Swedish health authorities announced on Thursday the detection of a variant of mpox, just a day after international health organizations declared a health emergency regarding the viral disease. This marks the first identification of this variant outside of Africa. The World Health Organization raised concerns on Wednesday about a burgeoning outbreak concentrated in the Democratic Republic of Congo that has begun to spread to countries previously unaffected by mpox.
The ongoing outbreak in Africa is primarily driven by virus versions classified as clade 1, including the offshoot known as clade 1b, which are linked to more severe illness and fatalities compared to the clade 2 variant that was responsible for the global outbreak in 2022.
According to Swedish officials, the infected patient had traveled to a region in Africa where clade 1 is prevalent and was diagnosed with this variant after seeking treatment in Stockholm. The patient is currently receiving care, as confirmed by Magnus Gisslen, the state epidemiologist from the Public Health Agency of Sweden.
While officials consider the risk to the general public to be low, reflecting the assessment of the European Centre for Disease Prevention and Control, they expect to conduct a new evaluation soon, as occasional cases related to travel are anticipated.
Gisslen remarked in a news conference that the discovery of this case in Sweden, or outside Africa, was not unexpected. He emphasized the need to neither overestimate nor underestimate the risks due to uncertainties involved, which is why they are taking the situation seriously.
During the previous global outbreak, Sweden reported approximately 300 cases of clade 2. Public health officials have noted that the high mortality rates associated with clade 1 versions may be attributed to infections among more susceptible populations, such as children in areas with inadequate healthcare systems, rather than differences inherent in the virus itself. The emergence of clade 1b is concerning due to its transmission through sexual contact, which poses a greater risk of crossing international borders.
The 2022 outbreak predominantly affected men who have sex with men, but the current epidemiological patterns in Africa differ.

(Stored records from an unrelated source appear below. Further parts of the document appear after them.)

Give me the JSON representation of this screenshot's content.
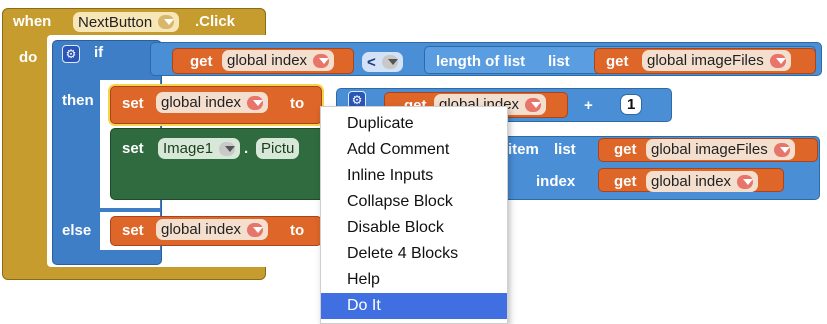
{
  "event": {
    "when": "when",
    "component": "NextButton",
    "event_name": ".Click",
    "do": "do"
  },
  "if_block": {
    "label": "if",
    "then": "then",
    "else": "else",
    "condition": {
      "get": "get",
      "var": "global index",
      "op": "<",
      "length_label": "length of list",
      "list_label": "list",
      "get2": "get",
      "var2": "global imageFiles"
    }
  },
  "then_set": {
    "set": "set",
    "var": "global index",
    "to": "to",
    "get": "get",
    "get_var": "global index",
    "plus": "+",
    "number": "1"
  },
  "set_image": {
    "set": "set",
    "component": "Image1",
    "dot": ".",
    "property": "Pictu",
    "item_label": "item",
    "list_label": "list",
    "get_list": "get",
    "list_var": "global imageFiles",
    "index_label": "index",
    "get_index": "get",
    "index_var": "global index"
  },
  "else_set": {
    "set": "set",
    "var": "global index",
    "to": "to"
  },
  "context_menu": {
    "items": [
      "Duplicate",
      "Add Comment",
      "Inline Inputs",
      "Collapse Block",
      "Disable Block",
      "Delete 4 Blocks",
      "Help",
      "Do It"
    ],
    "active_item": "Do It"
  },
  "colors": {
    "event": "#c59c2d",
    "control": "#3e7ec6",
    "variable": "#dd6628",
    "list": "#4a8fd6",
    "component_setter": "#2f6b3e",
    "menu_highlight": "#3f6fe0"
  }
}
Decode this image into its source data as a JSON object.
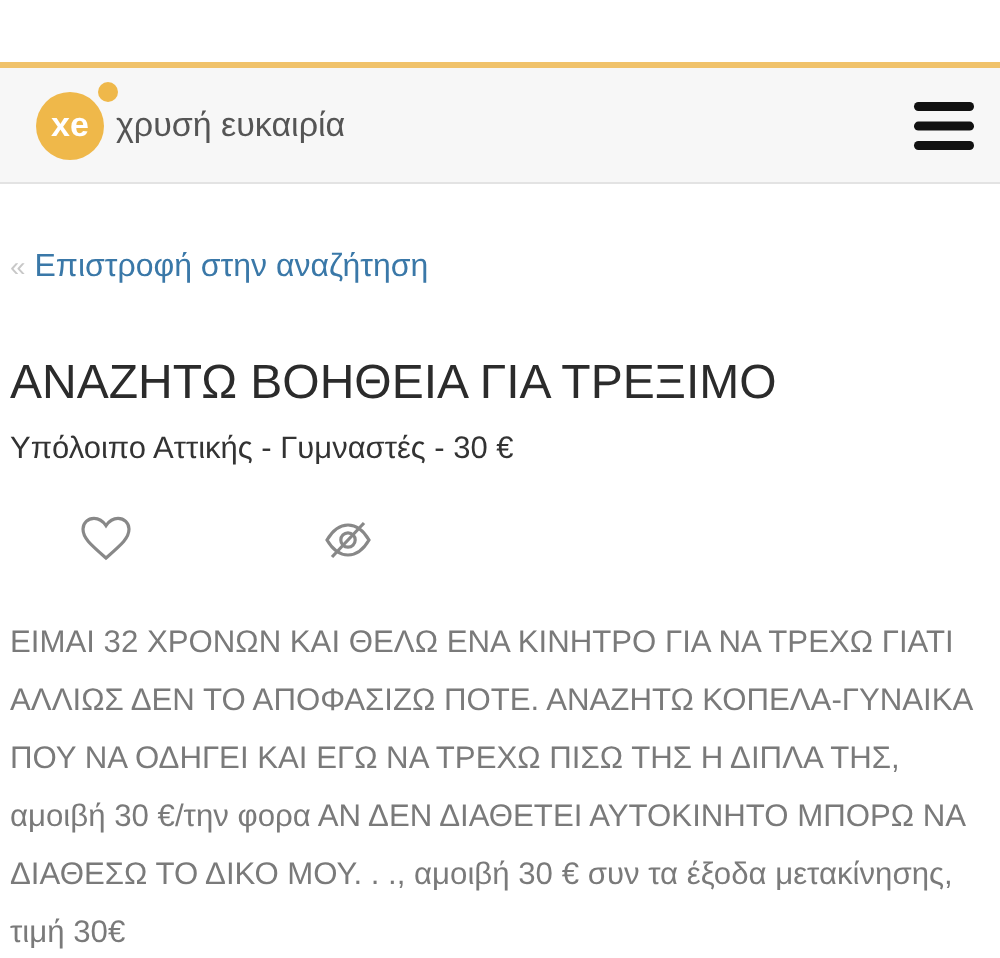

In the Democratic Republic of Congo, many clade 1 cases involve children who contract mpox through contact with infected animals or within their households. These children face increased vulnerability due to their living conditions in overcrowded homes or displacement camps amidst conflict, where accessing medical care and self-isolation can be challenging.
In regions that have not previously reported mpox, clade 1b infections are being transmitted sexually among female sex workers and their male clients, as well as among men who have sex with men. Experts express concern that individuals in these groups may avoid seeking medical care or vaccination due to stigma surrounding homosexuality and sex work, which is illegal in certain areas.
Jennifer McQuiston, incident manager for the clade 1 mpox response at the U.S. Centers for Disease Control and Prevention, noted that the global response to mpox has improved significantly, enhancing preparedness to manage potential spread as clade 1 variants emerge outside Africa.
During the initial outbreak, mpox was largely overlooked in public health discussions, with limited testing and vaccination capabilities. Currently, authorities are vigilant regarding mpox, equipped with improved surveillance and testing methods to identify the variants associated with infections. With increased experience in identifying contacts of confirmed cases, health officials can better prevent further transmissions. Additionally, there is heightened immunity in communities previously at risk due to past infections and vaccinations.